Con queste parole gli Inni Omerici ci presentano Apollo. Concepito da Zeus con Leto, nacque ad Ortigia, che da lui fu ribattezzata Delo, la Brillante. Questo nome è una sintesi perfetta di ciò che per i Greci rappresentò questa divinità e a cosa dovessero servire le profezie che, per il tramite della Pizia, Apollo elargiva all’interrogante; i suoi vaticini, infatti, erano per lo più dati in versi e richiedevano studio e riflessione per potere essere intesi, perchè il loro scopo era quello di far “brillare” la mente, aprirla alle forme eterne della vita, dell’uomo e del suo essere nel mondo.
L’arco e la cetra sono l’emblema di Apollo e c’è da chiedersi come mai, due oggetti così diversi, addirittura contraddittori, possano rappresentare un dio e fondersi fra di loro. Due parole, esattezza e conoscenza, possono chiarire questo strano connubio. Il buon arciere lancia la freccia con precisione e colpisce il bersaglio e Apollo era un grande arciere, che feriva o uccideva chi alterava equilibrio ed armonia, ma così è anche la vera conoscenza che aborrisce qualsiasi cialtroneria e va diritta verso la meta ed era così anche la musica apollinea, che non nasce – come scrive Walter Otto- da un’anima intorpidita dal sogno, ma vola precisamente verso il segno, verso la verità, verso l’elevazione dello spirito, e sono questi fattori la prova della sua essenza divina.

Come ho già scritto nel mio articolo “Il Mito” :
“ In Apollo Zeus volle creare il più bello dei suoi figli e, pensando al significato della bellezza presso i Greci – sinonimo di misura, di ordine, di armonia e di elevazione spirituale - il motivo di questa designazione appare del tutto evidente.

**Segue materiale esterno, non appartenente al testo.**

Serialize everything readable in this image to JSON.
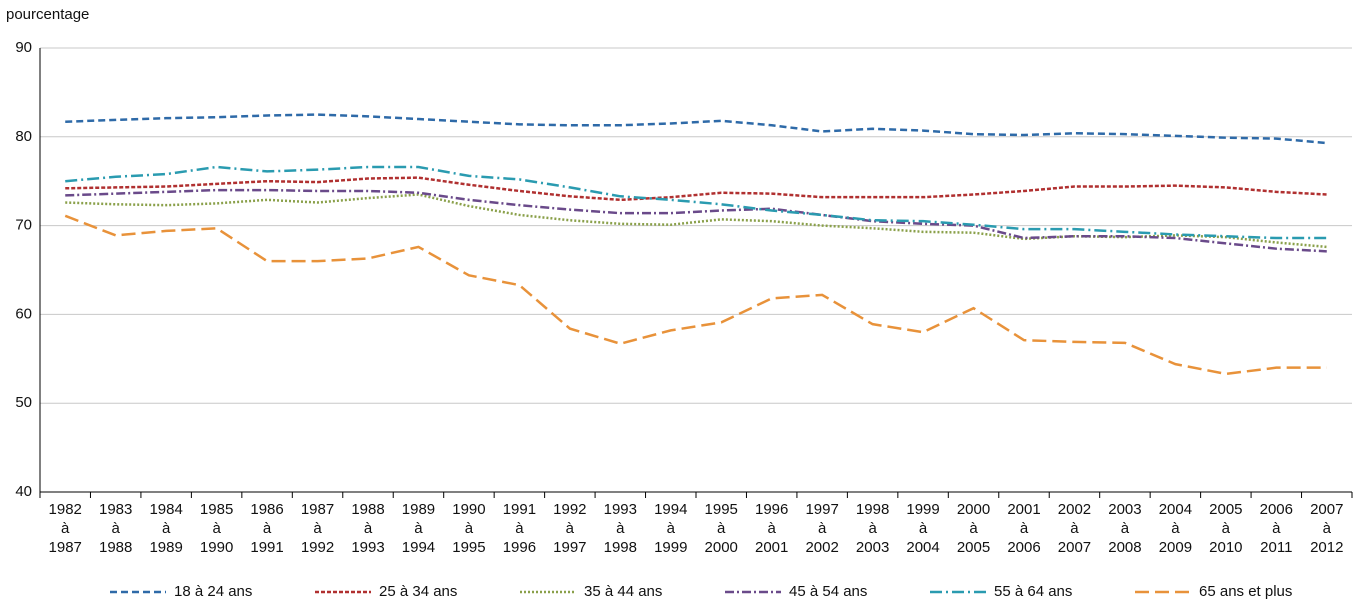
{
  "chart_data": {
    "type": "line",
    "ylabel": "pourcentage",
    "categories": [
      [
        "1982",
        "à",
        "1987"
      ],
      [
        "1983",
        "à",
        "1988"
      ],
      [
        "1984",
        "à",
        "1989"
      ],
      [
        "1985",
        "à",
        "1990"
      ],
      [
        "1986",
        "à",
        "1991"
      ],
      [
        "1987",
        "à",
        "1992"
      ],
      [
        "1988",
        "à",
        "1993"
      ],
      [
        "1989",
        "à",
        "1994"
      ],
      [
        "1990",
        "à",
        "1995"
      ],
      [
        "1991",
        "à",
        "1996"
      ],
      [
        "1992",
        "à",
        "1997"
      ],
      [
        "1993",
        "à",
        "1998"
      ],
      [
        "1994",
        "à",
        "1999"
      ],
      [
        "1995",
        "à",
        "2000"
      ],
      [
        "1996",
        "à",
        "2001"
      ],
      [
        "1997",
        "à",
        "2002"
      ],
      [
        "1998",
        "à",
        "2003"
      ],
      [
        "1999",
        "à",
        "2004"
      ],
      [
        "2000",
        "à",
        "2005"
      ],
      [
        "2001",
        "à",
        "2006"
      ],
      [
        "2002",
        "à",
        "2007"
      ],
      [
        "2003",
        "à",
        "2008"
      ],
      [
        "2004",
        "à",
        "2009"
      ],
      [
        "2005",
        "à",
        "2010"
      ],
      [
        "2006",
        "à",
        "2011"
      ],
      [
        "2007",
        "à",
        "2012"
      ]
    ],
    "ylim": [
      40,
      90
    ],
    "yticks": [
      40,
      50,
      60,
      70,
      80,
      90
    ],
    "grid": true,
    "legend": "bottom",
    "series": [
      {
        "name": "18 à 24 ans",
        "color": "#2e6aa8",
        "dash": "7 4",
        "values": [
          81.7,
          81.9,
          82.1,
          82.2,
          82.4,
          82.5,
          82.3,
          82.0,
          81.7,
          81.4,
          81.3,
          81.3,
          81.5,
          81.8,
          81.3,
          80.6,
          80.9,
          80.7,
          80.3,
          80.2,
          80.4,
          80.3,
          80.1,
          79.9,
          79.8,
          79.3
        ]
      },
      {
        "name": "25 à 34 ans",
        "color": "#b03030",
        "dash": "4 2",
        "values": [
          74.2,
          74.3,
          74.4,
          74.7,
          75.0,
          74.9,
          75.3,
          75.4,
          74.6,
          73.9,
          73.3,
          72.9,
          73.2,
          73.7,
          73.6,
          73.2,
          73.2,
          73.2,
          73.5,
          73.9,
          74.4,
          74.4,
          74.5,
          74.3,
          73.8,
          73.5
        ]
      },
      {
        "name": "35 à 44 ans",
        "color": "#8aa04a",
        "dash": "2 2",
        "values": [
          72.6,
          72.4,
          72.3,
          72.5,
          72.9,
          72.6,
          73.1,
          73.5,
          72.2,
          71.2,
          70.6,
          70.2,
          70.1,
          70.7,
          70.5,
          70.0,
          69.7,
          69.3,
          69.2,
          68.5,
          68.8,
          68.7,
          68.9,
          68.7,
          68.1,
          67.6
        ]
      },
      {
        "name": "45 à 54 ans",
        "color": "#6a4a8a",
        "dash": "9 3 2 3",
        "values": [
          73.4,
          73.6,
          73.8,
          74.0,
          74.0,
          73.9,
          73.9,
          73.7,
          72.9,
          72.3,
          71.8,
          71.4,
          71.4,
          71.7,
          71.9,
          71.2,
          70.5,
          70.2,
          70.0,
          68.6,
          68.8,
          68.8,
          68.6,
          68.0,
          67.4,
          67.1
        ]
      },
      {
        "name": "55 à 64 ans",
        "color": "#2a9bb0",
        "dash": "12 4 2 4",
        "values": [
          75.0,
          75.5,
          75.8,
          76.6,
          76.1,
          76.3,
          76.6,
          76.6,
          75.6,
          75.2,
          74.3,
          73.3,
          72.9,
          72.4,
          71.7,
          71.2,
          70.6,
          70.5,
          70.1,
          69.6,
          69.6,
          69.3,
          69.0,
          68.8,
          68.6,
          68.6
        ]
      },
      {
        "name": "65 ans et plus",
        "color": "#e8923a",
        "dash": "14 6",
        "values": [
          71.1,
          68.9,
          69.4,
          69.7,
          66.0,
          66.0,
          66.3,
          67.6,
          64.4,
          63.3,
          58.4,
          56.7,
          58.2,
          59.1,
          61.8,
          62.2,
          58.9,
          58.0,
          60.7,
          57.1,
          56.9,
          56.8,
          54.4,
          53.3,
          54.0,
          54.0
        ]
      }
    ]
  }
}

Fra tutti gli dei, infatti, Apollo è quello che più apre lo spirito alla libertà del pensare, del dire, dell’operare, è l’emblema della purezza nel senso più elevato….. è, perciò, la divinità che concretizza e simboleggia l’innata tensione umana verso l’Alto, la Luce, lo Spirito, è l’archetipo dell’essere umano che, non distaccandosi dalla sfera naturale, riesce però a non rimanerne imbrigliato….. La sapienza, la prassi misterica, la filosofia nascono tutte da questa forte spinta alla Conoscenza, intesa come una necessità improrogabile della vita….”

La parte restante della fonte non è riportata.